This Vibrant Mexican Street Corn Chicken Bowl Recipe combines juicy grilled chicken, charred street-style corn, creamy sauce, and fresh toppings. Perfect for an easy lunch or dinner, packed with bold Mexican flavors. Great for meal prep or family meals!
2 boneless skinless chicken breasts
2 ears of corn, husked
1 tbsp olive oil
½ cup mayonnaise
¼ cup sour cream
1 tsp chili powder
½ tsp paprika
1 lime (juiced)
¼ cup chopped cilantro
¼ cup cotija cheese, crumbled
1 avocado, sliced
2 cups cooked rice (white or brown)
Salt and pepper to taste
Preheat grill to medium-high heat. Brush chicken and corn with olive oil and season with salt and pepper.
Grill chicken for 6-8 minutes per side until cooked through. Grill corn, turning occasionally, until slightly charred.
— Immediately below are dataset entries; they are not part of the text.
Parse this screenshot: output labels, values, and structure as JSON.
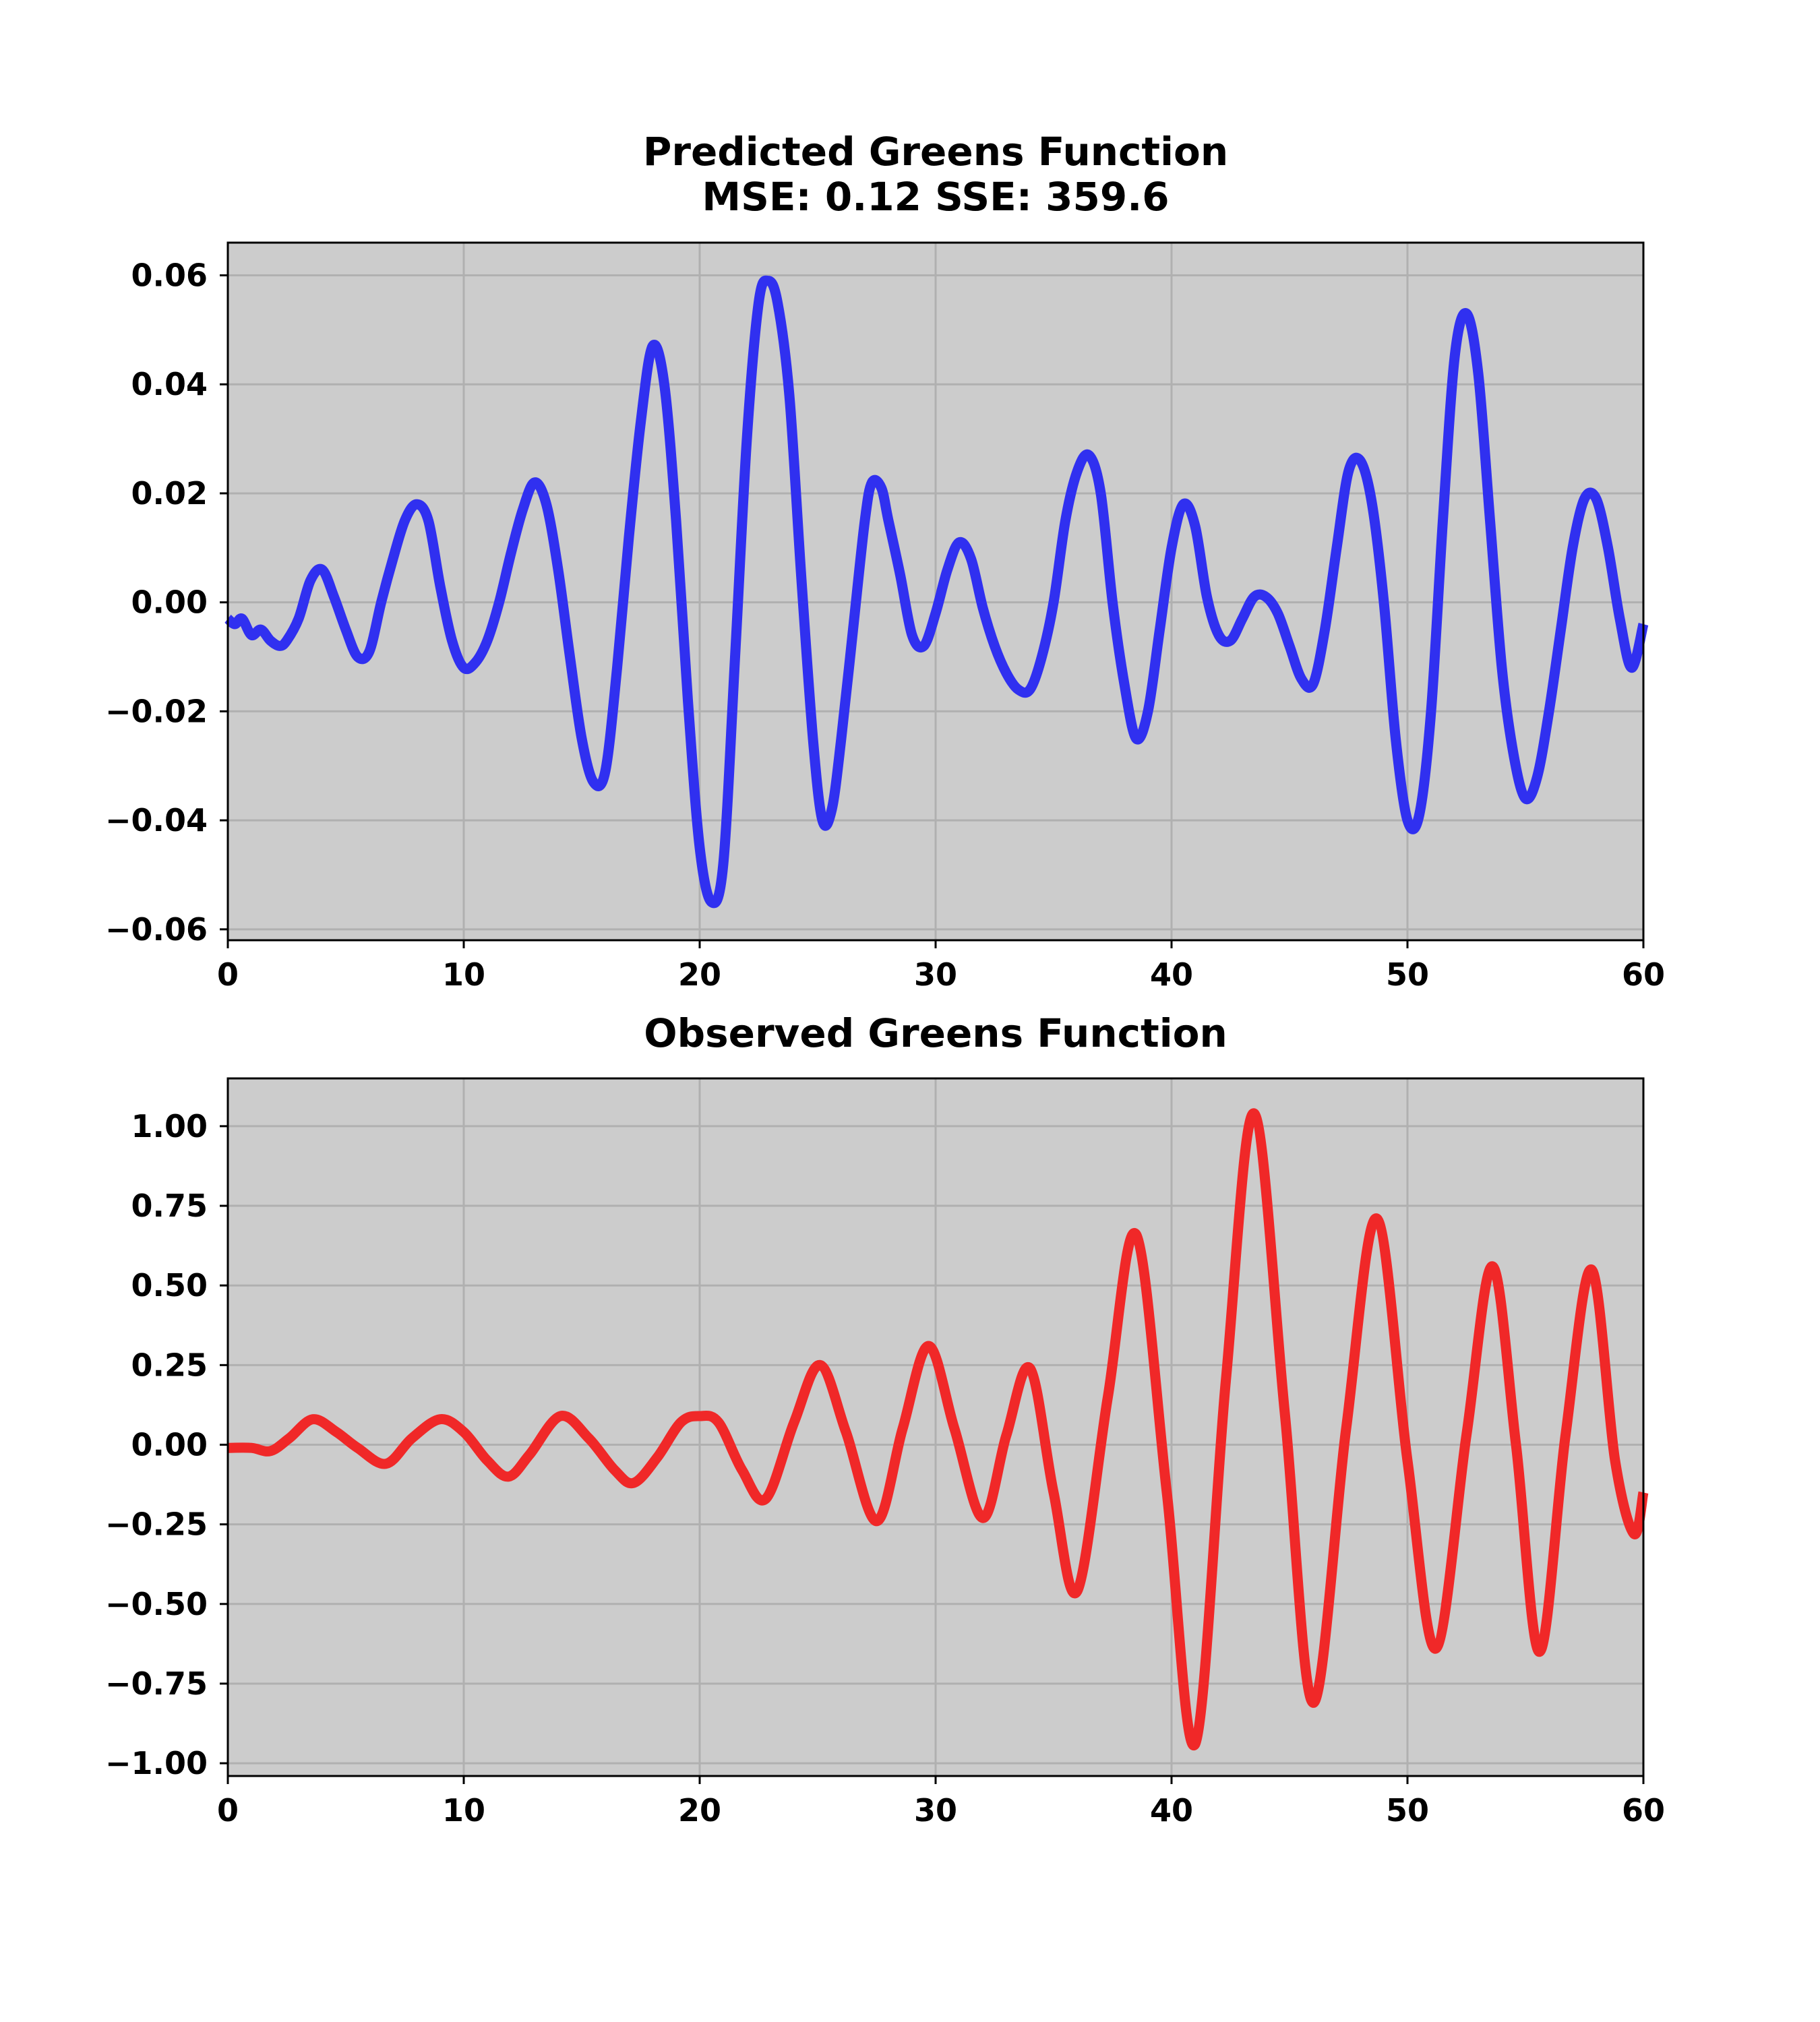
{
  "chart_data": [
    {
      "type": "line",
      "title_lines": [
        "Predicted Greens Function",
        "MSE: 0.12 SSE: 359.6"
      ],
      "xlabel": "",
      "ylabel": "",
      "xlim": [
        0,
        60
      ],
      "ylim": [
        -0.062,
        0.066
      ],
      "xticks": [
        0,
        10,
        20,
        30,
        40,
        50,
        60
      ],
      "xtick_labels": [
        "0",
        "10",
        "20",
        "30",
        "40",
        "50",
        "60"
      ],
      "yticks": [
        0.06,
        0.04,
        0.02,
        0.0,
        -0.02,
        -0.04,
        -0.06
      ],
      "ytick_labels": [
        "0.06",
        "0.04",
        "0.02",
        "0.00",
        "−0.02",
        "−0.04",
        "−0.06"
      ],
      "grid": true,
      "background": "#cccccc",
      "series": [
        {
          "color": "#3030f0",
          "points": [
            [
              0.0,
              -0.003
            ],
            [
              0.3,
              -0.004
            ],
            [
              0.6,
              -0.003
            ],
            [
              1.0,
              -0.006
            ],
            [
              1.4,
              -0.005
            ],
            [
              1.8,
              -0.007
            ],
            [
              2.2,
              -0.008
            ],
            [
              2.5,
              -0.007
            ],
            [
              3.0,
              -0.003
            ],
            [
              3.5,
              0.004
            ],
            [
              4.0,
              0.006
            ],
            [
              4.5,
              0.001
            ],
            [
              5.0,
              -0.005
            ],
            [
              5.5,
              -0.01
            ],
            [
              6.0,
              -0.009
            ],
            [
              6.5,
              0.0
            ],
            [
              7.0,
              0.008
            ],
            [
              7.5,
              0.015
            ],
            [
              8.0,
              0.018
            ],
            [
              8.5,
              0.015
            ],
            [
              9.0,
              0.003
            ],
            [
              9.5,
              -0.007
            ],
            [
              10.0,
              -0.012
            ],
            [
              10.5,
              -0.011
            ],
            [
              11.0,
              -0.007
            ],
            [
              11.5,
              0.0
            ],
            [
              12.0,
              0.009
            ],
            [
              12.5,
              0.017
            ],
            [
              13.0,
              0.022
            ],
            [
              13.5,
              0.018
            ],
            [
              14.0,
              0.006
            ],
            [
              14.5,
              -0.01
            ],
            [
              15.0,
              -0.025
            ],
            [
              15.5,
              -0.033
            ],
            [
              16.0,
              -0.031
            ],
            [
              16.5,
              -0.012
            ],
            [
              17.0,
              0.012
            ],
            [
              17.5,
              0.033
            ],
            [
              18.0,
              0.047
            ],
            [
              18.5,
              0.04
            ],
            [
              19.0,
              0.015
            ],
            [
              19.5,
              -0.018
            ],
            [
              20.0,
              -0.045
            ],
            [
              20.5,
              -0.055
            ],
            [
              21.0,
              -0.048
            ],
            [
              21.5,
              -0.01
            ],
            [
              22.0,
              0.03
            ],
            [
              22.5,
              0.055
            ],
            [
              22.9,
              0.059
            ],
            [
              23.3,
              0.055
            ],
            [
              23.8,
              0.038
            ],
            [
              24.3,
              0.005
            ],
            [
              24.8,
              -0.025
            ],
            [
              25.2,
              -0.04
            ],
            [
              25.6,
              -0.038
            ],
            [
              26.0,
              -0.025
            ],
            [
              26.5,
              -0.005
            ],
            [
              27.0,
              0.015
            ],
            [
              27.3,
              0.022
            ],
            [
              27.7,
              0.021
            ],
            [
              28.0,
              0.015
            ],
            [
              28.5,
              0.005
            ],
            [
              29.0,
              -0.006
            ],
            [
              29.5,
              -0.008
            ],
            [
              30.0,
              -0.002
            ],
            [
              30.5,
              0.006
            ],
            [
              31.0,
              0.011
            ],
            [
              31.5,
              0.008
            ],
            [
              32.0,
              -0.001
            ],
            [
              32.5,
              -0.008
            ],
            [
              33.0,
              -0.013
            ],
            [
              33.5,
              -0.016
            ],
            [
              34.0,
              -0.016
            ],
            [
              34.5,
              -0.01
            ],
            [
              35.0,
              0.0
            ],
            [
              35.5,
              0.015
            ],
            [
              36.0,
              0.024
            ],
            [
              36.5,
              0.027
            ],
            [
              37.0,
              0.02
            ],
            [
              37.5,
              0.0
            ],
            [
              38.0,
              -0.015
            ],
            [
              38.5,
              -0.025
            ],
            [
              39.0,
              -0.02
            ],
            [
              39.5,
              -0.005
            ],
            [
              40.0,
              0.01
            ],
            [
              40.5,
              0.018
            ],
            [
              41.0,
              0.014
            ],
            [
              41.5,
              0.001
            ],
            [
              42.0,
              -0.006
            ],
            [
              42.5,
              -0.007
            ],
            [
              43.0,
              -0.003
            ],
            [
              43.5,
              0.001
            ],
            [
              44.0,
              0.001
            ],
            [
              44.5,
              -0.002
            ],
            [
              45.0,
              -0.008
            ],
            [
              45.5,
              -0.014
            ],
            [
              46.0,
              -0.015
            ],
            [
              46.5,
              -0.005
            ],
            [
              47.0,
              0.01
            ],
            [
              47.5,
              0.024
            ],
            [
              48.0,
              0.026
            ],
            [
              48.5,
              0.018
            ],
            [
              49.0,
              0.0
            ],
            [
              49.5,
              -0.025
            ],
            [
              50.0,
              -0.04
            ],
            [
              50.5,
              -0.039
            ],
            [
              51.0,
              -0.02
            ],
            [
              51.5,
              0.015
            ],
            [
              52.0,
              0.045
            ],
            [
              52.5,
              0.053
            ],
            [
              53.0,
              0.042
            ],
            [
              53.5,
              0.015
            ],
            [
              54.0,
              -0.012
            ],
            [
              54.5,
              -0.028
            ],
            [
              55.0,
              -0.036
            ],
            [
              55.5,
              -0.032
            ],
            [
              56.0,
              -0.02
            ],
            [
              56.5,
              -0.005
            ],
            [
              57.0,
              0.01
            ],
            [
              57.5,
              0.019
            ],
            [
              58.0,
              0.019
            ],
            [
              58.5,
              0.01
            ],
            [
              59.0,
              -0.003
            ],
            [
              59.5,
              -0.012
            ],
            [
              60.0,
              -0.004
            ]
          ]
        }
      ]
    },
    {
      "type": "line",
      "title_lines": [
        "Observed Greens Function"
      ],
      "xlabel": "",
      "ylabel": "",
      "xlim": [
        0,
        60
      ],
      "ylim": [
        -1.04,
        1.15
      ],
      "xticks": [
        0,
        10,
        20,
        30,
        40,
        50,
        60
      ],
      "xtick_labels": [
        "0",
        "10",
        "20",
        "30",
        "40",
        "50",
        "60"
      ],
      "yticks": [
        1.0,
        0.75,
        0.5,
        0.25,
        0.0,
        -0.25,
        -0.5,
        -0.75,
        -1.0
      ],
      "ytick_labels": [
        "1.00",
        "0.75",
        "0.50",
        "0.25",
        "0.00",
        "−0.25",
        "−0.50",
        "−0.75",
        "−1.00"
      ],
      "grid": true,
      "background": "#cccccc",
      "series": [
        {
          "color": "#f02828",
          "points": [
            [
              0.0,
              -0.01
            ],
            [
              1.0,
              -0.01
            ],
            [
              1.8,
              -0.02
            ],
            [
              2.6,
              0.02
            ],
            [
              3.6,
              0.08
            ],
            [
              4.6,
              0.04
            ],
            [
              5.5,
              -0.01
            ],
            [
              6.7,
              -0.06
            ],
            [
              7.8,
              0.02
            ],
            [
              9.0,
              0.08
            ],
            [
              10.0,
              0.04
            ],
            [
              11.0,
              -0.05
            ],
            [
              11.9,
              -0.1
            ],
            [
              12.8,
              -0.03
            ],
            [
              14.1,
              0.09
            ],
            [
              15.3,
              0.02
            ],
            [
              16.4,
              -0.08
            ],
            [
              17.2,
              -0.12
            ],
            [
              18.2,
              -0.04
            ],
            [
              19.2,
              0.07
            ],
            [
              20.0,
              0.09
            ],
            [
              20.8,
              0.07
            ],
            [
              21.8,
              -0.08
            ],
            [
              22.8,
              -0.17
            ],
            [
              24.0,
              0.07
            ],
            [
              25.1,
              0.25
            ],
            [
              26.2,
              0.04
            ],
            [
              27.5,
              -0.24
            ],
            [
              28.6,
              0.05
            ],
            [
              29.7,
              0.31
            ],
            [
              30.8,
              0.05
            ],
            [
              32.0,
              -0.23
            ],
            [
              33.0,
              0.03
            ],
            [
              34.0,
              0.24
            ],
            [
              35.0,
              -0.15
            ],
            [
              36.0,
              -0.46
            ],
            [
              37.3,
              0.15
            ],
            [
              38.5,
              0.66
            ],
            [
              39.8,
              -0.15
            ],
            [
              41.0,
              -0.94
            ],
            [
              42.3,
              0.2
            ],
            [
              43.5,
              1.04
            ],
            [
              44.8,
              0.1
            ],
            [
              46.0,
              -0.81
            ],
            [
              47.4,
              0.05
            ],
            [
              48.7,
              0.71
            ],
            [
              50.0,
              -0.05
            ],
            [
              51.2,
              -0.64
            ],
            [
              52.5,
              0.03
            ],
            [
              53.6,
              0.56
            ],
            [
              54.6,
              0.0
            ],
            [
              55.6,
              -0.65
            ],
            [
              56.7,
              0.03
            ],
            [
              57.8,
              0.55
            ],
            [
              58.8,
              -0.05
            ],
            [
              59.6,
              -0.28
            ],
            [
              60.0,
              -0.15
            ]
          ]
        }
      ]
    }
  ]
}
In a small bowl, mix mayonnaise, sour cream, chili powder, paprika, and lime juice to create the sauce.
Cut corn kernels off the cob.
Slice chicken into strips.
Assemble bowls with a base of rice, topped with chicken, corn, avocado, cotija cheese, and a drizzle of the sauce.
Sprinkle with cilantro and extra lime if desired.
Substitute Greek yogurt for sour cream for a lighter version.
Add jalapeños or hot sauce for extra spice.
Works great with quinoa instead of rice for a gluten-free option.